Higa Peechin (比嘉 親雲上) (1790-1870), also known as Machuu Hijaa (マチュー ヒジャー), was a prominent martial artist in Ryūkyūan history. He is considered a foundational influence on the development of karate and kobudo, particularly bōjutsu. The little Pechin (親雲上, Peechin) denoted his status within the scholar-official class of the Ryūkyū Kingdom. A resident of Hamahiga island, Higa is traditionally believed to have studied quan fa under Chinese emissaries, including Zhang Xue Li and Wanshu. However, Ryūkyūan history relied heavily on oral tradition prior to the 20th century, making it difficult to distinguish historical fact from legend.

Despite standing only 5 ft 2 in and weighing approximately 140 lb. Higa was legendary for his physical strength.
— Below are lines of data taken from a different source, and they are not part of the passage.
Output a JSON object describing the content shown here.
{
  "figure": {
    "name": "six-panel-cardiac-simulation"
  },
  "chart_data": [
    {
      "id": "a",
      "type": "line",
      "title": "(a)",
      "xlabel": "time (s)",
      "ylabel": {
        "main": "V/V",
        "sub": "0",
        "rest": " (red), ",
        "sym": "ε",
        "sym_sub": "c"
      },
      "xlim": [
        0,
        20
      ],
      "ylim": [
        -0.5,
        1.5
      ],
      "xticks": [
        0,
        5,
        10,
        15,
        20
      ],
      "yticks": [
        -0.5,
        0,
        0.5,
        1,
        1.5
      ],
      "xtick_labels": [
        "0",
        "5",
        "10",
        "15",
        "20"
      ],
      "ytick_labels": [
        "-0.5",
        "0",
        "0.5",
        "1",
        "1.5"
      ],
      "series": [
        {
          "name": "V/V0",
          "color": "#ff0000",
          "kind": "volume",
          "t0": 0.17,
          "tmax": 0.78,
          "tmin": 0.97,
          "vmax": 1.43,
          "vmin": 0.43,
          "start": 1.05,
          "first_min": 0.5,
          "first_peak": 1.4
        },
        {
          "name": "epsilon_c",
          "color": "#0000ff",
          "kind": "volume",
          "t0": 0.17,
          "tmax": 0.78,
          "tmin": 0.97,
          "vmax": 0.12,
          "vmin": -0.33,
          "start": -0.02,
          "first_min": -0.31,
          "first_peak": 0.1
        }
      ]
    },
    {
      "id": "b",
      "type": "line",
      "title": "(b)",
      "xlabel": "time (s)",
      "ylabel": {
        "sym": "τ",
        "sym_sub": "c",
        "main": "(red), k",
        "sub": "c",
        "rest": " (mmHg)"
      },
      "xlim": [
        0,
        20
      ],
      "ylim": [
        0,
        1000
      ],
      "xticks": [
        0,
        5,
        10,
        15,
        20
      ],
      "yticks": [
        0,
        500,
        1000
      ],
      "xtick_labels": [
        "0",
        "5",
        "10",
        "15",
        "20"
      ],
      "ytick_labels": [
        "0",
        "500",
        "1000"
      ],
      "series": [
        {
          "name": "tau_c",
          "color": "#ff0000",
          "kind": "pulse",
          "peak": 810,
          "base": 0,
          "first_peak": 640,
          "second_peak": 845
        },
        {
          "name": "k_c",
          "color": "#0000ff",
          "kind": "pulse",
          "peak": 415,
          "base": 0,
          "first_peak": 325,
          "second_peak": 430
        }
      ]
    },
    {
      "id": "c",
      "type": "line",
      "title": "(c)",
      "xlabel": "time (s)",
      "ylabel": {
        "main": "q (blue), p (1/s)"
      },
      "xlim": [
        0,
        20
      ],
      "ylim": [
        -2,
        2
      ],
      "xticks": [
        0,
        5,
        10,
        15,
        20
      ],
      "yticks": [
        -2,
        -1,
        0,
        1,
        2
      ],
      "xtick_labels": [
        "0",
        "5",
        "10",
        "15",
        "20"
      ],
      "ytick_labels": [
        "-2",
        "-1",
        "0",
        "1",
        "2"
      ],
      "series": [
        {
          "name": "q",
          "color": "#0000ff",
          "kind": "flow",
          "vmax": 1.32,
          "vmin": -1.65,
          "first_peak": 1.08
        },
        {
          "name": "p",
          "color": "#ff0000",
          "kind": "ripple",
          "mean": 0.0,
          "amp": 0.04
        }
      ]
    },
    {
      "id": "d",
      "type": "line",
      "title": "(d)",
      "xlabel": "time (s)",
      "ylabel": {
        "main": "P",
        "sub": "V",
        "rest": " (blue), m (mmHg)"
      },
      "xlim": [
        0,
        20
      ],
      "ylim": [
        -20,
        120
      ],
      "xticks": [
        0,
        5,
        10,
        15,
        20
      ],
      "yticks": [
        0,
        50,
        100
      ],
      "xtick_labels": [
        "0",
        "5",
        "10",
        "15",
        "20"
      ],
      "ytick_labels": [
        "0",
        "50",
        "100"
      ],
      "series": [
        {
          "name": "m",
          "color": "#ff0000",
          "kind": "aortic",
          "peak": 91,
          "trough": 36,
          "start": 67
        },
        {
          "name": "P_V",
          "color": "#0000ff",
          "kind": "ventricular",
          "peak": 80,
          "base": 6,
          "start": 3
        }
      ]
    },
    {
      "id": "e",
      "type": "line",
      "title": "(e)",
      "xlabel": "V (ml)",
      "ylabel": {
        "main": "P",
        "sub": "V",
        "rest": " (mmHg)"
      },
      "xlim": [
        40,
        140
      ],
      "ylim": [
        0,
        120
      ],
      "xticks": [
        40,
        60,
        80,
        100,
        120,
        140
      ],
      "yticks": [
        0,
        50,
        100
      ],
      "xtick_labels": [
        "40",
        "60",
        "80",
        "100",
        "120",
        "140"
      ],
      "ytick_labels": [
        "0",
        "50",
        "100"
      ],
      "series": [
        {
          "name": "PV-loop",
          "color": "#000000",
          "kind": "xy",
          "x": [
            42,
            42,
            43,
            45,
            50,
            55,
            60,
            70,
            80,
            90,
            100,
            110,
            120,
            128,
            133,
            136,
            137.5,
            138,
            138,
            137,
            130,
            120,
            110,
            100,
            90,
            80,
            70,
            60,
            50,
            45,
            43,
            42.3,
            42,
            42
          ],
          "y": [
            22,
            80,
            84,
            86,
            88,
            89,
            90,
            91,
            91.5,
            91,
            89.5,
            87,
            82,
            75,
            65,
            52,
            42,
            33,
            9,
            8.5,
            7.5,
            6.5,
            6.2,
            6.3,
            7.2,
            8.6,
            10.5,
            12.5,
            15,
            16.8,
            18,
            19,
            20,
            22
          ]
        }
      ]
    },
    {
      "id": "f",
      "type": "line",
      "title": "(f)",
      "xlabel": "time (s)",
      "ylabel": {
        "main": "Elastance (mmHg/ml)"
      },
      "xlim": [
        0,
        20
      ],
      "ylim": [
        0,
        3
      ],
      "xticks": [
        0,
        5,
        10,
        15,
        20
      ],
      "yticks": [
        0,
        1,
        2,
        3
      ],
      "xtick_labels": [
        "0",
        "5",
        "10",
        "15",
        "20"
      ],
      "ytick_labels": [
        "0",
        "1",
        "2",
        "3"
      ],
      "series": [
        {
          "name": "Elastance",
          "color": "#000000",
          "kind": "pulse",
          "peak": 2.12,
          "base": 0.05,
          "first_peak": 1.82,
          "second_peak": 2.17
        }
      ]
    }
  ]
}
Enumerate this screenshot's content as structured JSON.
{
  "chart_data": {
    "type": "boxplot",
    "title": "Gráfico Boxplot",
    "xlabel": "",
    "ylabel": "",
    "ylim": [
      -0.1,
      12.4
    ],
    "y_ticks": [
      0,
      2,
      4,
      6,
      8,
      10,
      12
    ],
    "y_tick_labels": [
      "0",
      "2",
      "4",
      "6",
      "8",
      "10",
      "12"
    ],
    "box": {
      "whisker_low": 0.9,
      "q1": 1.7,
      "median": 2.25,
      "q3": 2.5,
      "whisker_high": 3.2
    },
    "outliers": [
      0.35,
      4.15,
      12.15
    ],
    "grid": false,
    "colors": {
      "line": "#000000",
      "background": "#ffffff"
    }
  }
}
Storied claim he possessed "forearms like tree trunks" and could crush coconuts with his bare hands. According to folklore, Higa successfully defended against both Japanese pirates and head-hunters from Formosa (Taiwan) using his bō, never losing a battle.

There has been significant historical confusion regarding Higa’s lineage. While often mistakenly cited as the teacher of Takahara Peechin (who taught Sakugawa Kanga), this is chronologically impossible- Takahara (1683-1760) died 30 years before Higa was born.

Higa was among the first to codify a formal system of kata and techniques. His legacy persists in several weapon katas still practiced today, especially those involving the tonfa, sai, and bō.

Historical records, such as Taira Shinken's Ryukyu Kobudo Taikan (1964), suggest there may have been an earlier martial artists from Hamahiga with a similar title. He lived from 1663 to 1738 and demonstrated Tode and Saijutsu to the 5th Tokugawa shogun.